The proposed solutions focus on five different areas:
- Increasing Competition: Bringing more generic and branded drugs to the market will increase competition, driving down costs and improving patient and provider choice.
- Rewarding Value: Reward improved health outcomes and help to lower costs by reforming legal and regulatory barriers that impede private sector value-based contracting for prescription drugs based on outcomes in care.
- Improving Data Infrastructure and Use: Improving data infrastructure and utilization will increase transparency and improve quality of care, while lowering costs and allowing for more widespread and efficient value and outcomes-based reimbursement contracts.

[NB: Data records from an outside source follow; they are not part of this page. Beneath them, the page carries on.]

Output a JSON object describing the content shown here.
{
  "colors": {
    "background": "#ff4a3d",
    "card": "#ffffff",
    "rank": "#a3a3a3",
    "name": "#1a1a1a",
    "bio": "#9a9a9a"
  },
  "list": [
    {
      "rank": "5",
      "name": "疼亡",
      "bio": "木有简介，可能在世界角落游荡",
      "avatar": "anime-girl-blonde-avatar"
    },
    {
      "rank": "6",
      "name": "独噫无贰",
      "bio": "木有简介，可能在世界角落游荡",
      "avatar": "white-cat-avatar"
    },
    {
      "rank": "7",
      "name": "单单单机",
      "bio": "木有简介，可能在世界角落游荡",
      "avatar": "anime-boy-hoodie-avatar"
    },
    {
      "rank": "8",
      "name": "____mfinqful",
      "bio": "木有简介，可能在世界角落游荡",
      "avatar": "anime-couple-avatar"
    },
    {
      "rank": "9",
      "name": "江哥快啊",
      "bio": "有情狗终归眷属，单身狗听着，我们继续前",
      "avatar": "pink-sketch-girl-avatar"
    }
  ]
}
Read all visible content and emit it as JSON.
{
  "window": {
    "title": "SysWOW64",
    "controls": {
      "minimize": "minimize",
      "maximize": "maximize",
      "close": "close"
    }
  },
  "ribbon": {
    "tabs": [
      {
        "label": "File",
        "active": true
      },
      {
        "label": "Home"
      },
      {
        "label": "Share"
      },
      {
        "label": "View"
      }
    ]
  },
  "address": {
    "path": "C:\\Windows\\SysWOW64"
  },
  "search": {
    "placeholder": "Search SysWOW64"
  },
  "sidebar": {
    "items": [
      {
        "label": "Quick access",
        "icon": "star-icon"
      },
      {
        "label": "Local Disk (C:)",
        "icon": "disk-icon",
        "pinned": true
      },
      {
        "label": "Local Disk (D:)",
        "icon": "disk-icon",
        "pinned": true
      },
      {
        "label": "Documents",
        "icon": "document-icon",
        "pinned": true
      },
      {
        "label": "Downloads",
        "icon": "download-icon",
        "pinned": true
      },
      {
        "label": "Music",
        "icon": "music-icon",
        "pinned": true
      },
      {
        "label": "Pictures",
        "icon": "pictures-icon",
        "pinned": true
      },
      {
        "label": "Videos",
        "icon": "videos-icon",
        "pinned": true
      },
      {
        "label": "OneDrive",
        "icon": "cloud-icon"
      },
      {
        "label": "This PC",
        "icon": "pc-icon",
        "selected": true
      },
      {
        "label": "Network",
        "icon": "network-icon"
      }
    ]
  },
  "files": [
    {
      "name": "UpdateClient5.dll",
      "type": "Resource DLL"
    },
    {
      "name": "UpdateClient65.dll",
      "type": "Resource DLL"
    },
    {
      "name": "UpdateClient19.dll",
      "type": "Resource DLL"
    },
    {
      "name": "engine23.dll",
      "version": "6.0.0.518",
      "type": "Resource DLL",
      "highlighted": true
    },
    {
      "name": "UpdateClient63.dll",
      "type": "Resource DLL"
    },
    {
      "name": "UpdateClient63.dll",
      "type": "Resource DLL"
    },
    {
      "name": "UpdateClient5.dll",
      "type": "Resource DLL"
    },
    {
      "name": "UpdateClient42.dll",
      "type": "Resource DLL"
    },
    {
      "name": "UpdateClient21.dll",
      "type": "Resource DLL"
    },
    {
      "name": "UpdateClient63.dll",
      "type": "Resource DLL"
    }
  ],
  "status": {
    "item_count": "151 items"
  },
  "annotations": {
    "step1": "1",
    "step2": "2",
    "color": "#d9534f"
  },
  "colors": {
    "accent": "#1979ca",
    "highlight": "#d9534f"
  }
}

- Empowering Consumers: Providing consumers with relevant, easily understood information about their drug choices, including information on their cost-sharing obligations.
- Preserving What Works: Reject proposals that would undermine functioning markets and the thriving biopharmaceutical innovation ecosystem, or jeopardize patient access or safety.
“Last year, BIO released a set of Principles on the Value of Biopharmaceuticals, the first-ever systemic, industry-endorsed set of commitments by research-based biopharmaceutical companies to support comprehensive and sustainable solutions to improve patient access to and affordability of innovative medicines,” said BIO President and CEO Jim Greenwood. “Today’s policy recommendations demonstrate that our industry is serious about following through on our commitment to engage with a broad range of stakeholders to identify and advocate for sound reforms that will improve the ability of patients to obtain and afford the innovative medicines they need – now and in the future.”
“BIO is proud to join this diverse coalition of patients, insurers, PBMs, and employers in endorsing common-sense, free-market policies to lower drug costs and increase patient access and choice,” Greenwood added. “We look forward to working with the Administration and Congress and our coalition allies to secure implementation of these reforms as expeditiously as possible.”